Qual a sua opinião sobre os alimentos plant based?
Acredito que todo ser humano se identifica com suas necessidades alimentares. Seja por uma filosofia alimentar ou de vida, causas ambientais, inserção em grupos sociais, orientações médicas ou até mesmo por curiosidade.
Comungo da percepção que todo excesso é maléfico. Acredito que a natureza nos fornece tudo, absolutamente tudo o que necessitamos para nossas funções vitais. Cabe a cada ser humano trilhar suas melhores escolhas. Caminho sempre pela estrada central buscando o equilíbrio alimentar dispensado os excessos.
Aos meus olhos como empreendedor, o plant based é mais uma oportunidade de mercado como foram/são as dietas low carb, dieta hiperproteica, vegetariana, vegana dentre outras.
Qual é seu principal objetivo como chef?
Meu maior objetivo é que possamos contagiar outras empresas e pessoas, usando a educação e a cultura para melhorar nós mesmos e, assim, contribuir para reduzir significativamente os preconceitos – a começar pelos étnicos raciais. Possibilitar a disseminação do conhecimento relacionado a cultural afro-brasileira usando como estratégia ações inovadoras (não convencionais) é minha meta.
Que tipo de dificuldades você enfrentou nessa sua trajetória como chef de cozinha?

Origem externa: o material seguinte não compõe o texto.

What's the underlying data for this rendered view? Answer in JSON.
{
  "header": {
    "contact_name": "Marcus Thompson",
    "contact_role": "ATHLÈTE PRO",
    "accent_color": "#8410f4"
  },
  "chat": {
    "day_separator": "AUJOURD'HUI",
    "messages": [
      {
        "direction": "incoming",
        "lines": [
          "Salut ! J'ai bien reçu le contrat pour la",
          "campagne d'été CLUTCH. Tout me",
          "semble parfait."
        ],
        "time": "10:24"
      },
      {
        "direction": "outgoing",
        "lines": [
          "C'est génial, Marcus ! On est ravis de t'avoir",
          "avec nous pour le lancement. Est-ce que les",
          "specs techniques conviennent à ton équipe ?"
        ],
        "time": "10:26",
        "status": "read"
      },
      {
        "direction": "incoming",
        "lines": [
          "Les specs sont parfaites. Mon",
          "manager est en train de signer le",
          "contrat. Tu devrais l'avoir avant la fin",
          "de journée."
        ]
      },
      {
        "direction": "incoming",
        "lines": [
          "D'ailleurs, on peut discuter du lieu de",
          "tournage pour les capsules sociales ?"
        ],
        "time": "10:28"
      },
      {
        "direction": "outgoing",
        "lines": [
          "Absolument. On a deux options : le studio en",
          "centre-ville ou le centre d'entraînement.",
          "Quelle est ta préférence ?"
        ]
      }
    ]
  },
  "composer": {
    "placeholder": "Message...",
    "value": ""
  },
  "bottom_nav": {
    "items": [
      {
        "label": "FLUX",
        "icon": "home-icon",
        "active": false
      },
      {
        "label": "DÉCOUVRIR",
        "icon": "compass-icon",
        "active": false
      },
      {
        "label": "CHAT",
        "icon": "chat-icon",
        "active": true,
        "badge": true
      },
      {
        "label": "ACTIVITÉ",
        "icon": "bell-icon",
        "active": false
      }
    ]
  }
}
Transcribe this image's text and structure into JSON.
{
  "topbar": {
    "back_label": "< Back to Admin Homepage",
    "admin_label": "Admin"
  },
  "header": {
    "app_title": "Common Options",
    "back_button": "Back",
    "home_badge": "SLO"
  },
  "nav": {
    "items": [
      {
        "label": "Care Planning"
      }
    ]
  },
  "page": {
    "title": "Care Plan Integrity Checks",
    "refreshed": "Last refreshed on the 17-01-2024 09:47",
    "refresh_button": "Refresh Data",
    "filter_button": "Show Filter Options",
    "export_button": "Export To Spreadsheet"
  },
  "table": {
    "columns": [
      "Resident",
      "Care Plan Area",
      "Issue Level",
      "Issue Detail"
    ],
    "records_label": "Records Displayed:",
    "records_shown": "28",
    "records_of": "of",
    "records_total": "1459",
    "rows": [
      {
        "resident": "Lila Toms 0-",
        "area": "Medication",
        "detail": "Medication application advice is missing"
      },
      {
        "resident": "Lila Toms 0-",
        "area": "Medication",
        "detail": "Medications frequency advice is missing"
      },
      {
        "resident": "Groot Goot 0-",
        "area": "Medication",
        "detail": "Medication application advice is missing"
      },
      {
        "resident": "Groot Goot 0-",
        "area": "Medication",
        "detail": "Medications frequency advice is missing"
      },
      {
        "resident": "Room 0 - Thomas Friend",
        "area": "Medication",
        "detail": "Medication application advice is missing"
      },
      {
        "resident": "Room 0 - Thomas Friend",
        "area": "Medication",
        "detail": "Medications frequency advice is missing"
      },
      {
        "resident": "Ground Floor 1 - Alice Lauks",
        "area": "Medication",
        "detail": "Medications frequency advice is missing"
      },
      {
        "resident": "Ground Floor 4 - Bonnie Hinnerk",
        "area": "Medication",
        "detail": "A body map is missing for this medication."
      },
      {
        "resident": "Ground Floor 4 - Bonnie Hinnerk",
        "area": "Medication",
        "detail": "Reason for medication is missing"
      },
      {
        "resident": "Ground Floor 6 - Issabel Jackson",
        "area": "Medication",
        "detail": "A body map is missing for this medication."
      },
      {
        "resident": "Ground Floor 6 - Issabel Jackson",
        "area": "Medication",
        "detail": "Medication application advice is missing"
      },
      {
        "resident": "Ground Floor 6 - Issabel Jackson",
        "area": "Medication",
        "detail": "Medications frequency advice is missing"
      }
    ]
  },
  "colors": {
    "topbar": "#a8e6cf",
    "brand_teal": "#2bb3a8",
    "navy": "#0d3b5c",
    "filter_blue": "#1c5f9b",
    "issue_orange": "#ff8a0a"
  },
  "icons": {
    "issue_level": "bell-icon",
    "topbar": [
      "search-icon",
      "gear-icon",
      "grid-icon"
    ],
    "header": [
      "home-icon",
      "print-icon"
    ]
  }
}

Enfrentei dificuldades diversas: por ter sotaque, por ser negro e nordestino, por gostar de samba, por ser homossexual, por ser pesquisador sobre a cultura e a religiosidade afro-brasileira, por exercer cargos de liderança. Após driblar todas elas e voltar de temporadas na Ásia, Europa, Emirados Árabes, América do Sul e até mesmo capitais brasileiras levando a educação e a cultura através da gastronomia, eu ainda ouvia perguntas do tipo: “Por que você? A negritude resolveu colocar as asinhas de fora? Negrinho ousado, está indo à Hong Kong de novo. Como pode? A macumba está dando certo, ele já está levando essa comida para fora do seu quintal”. Tudo isso só me serviu de adubo. Não conseguiram me fazer desistir do meu maior objetivo: resistir.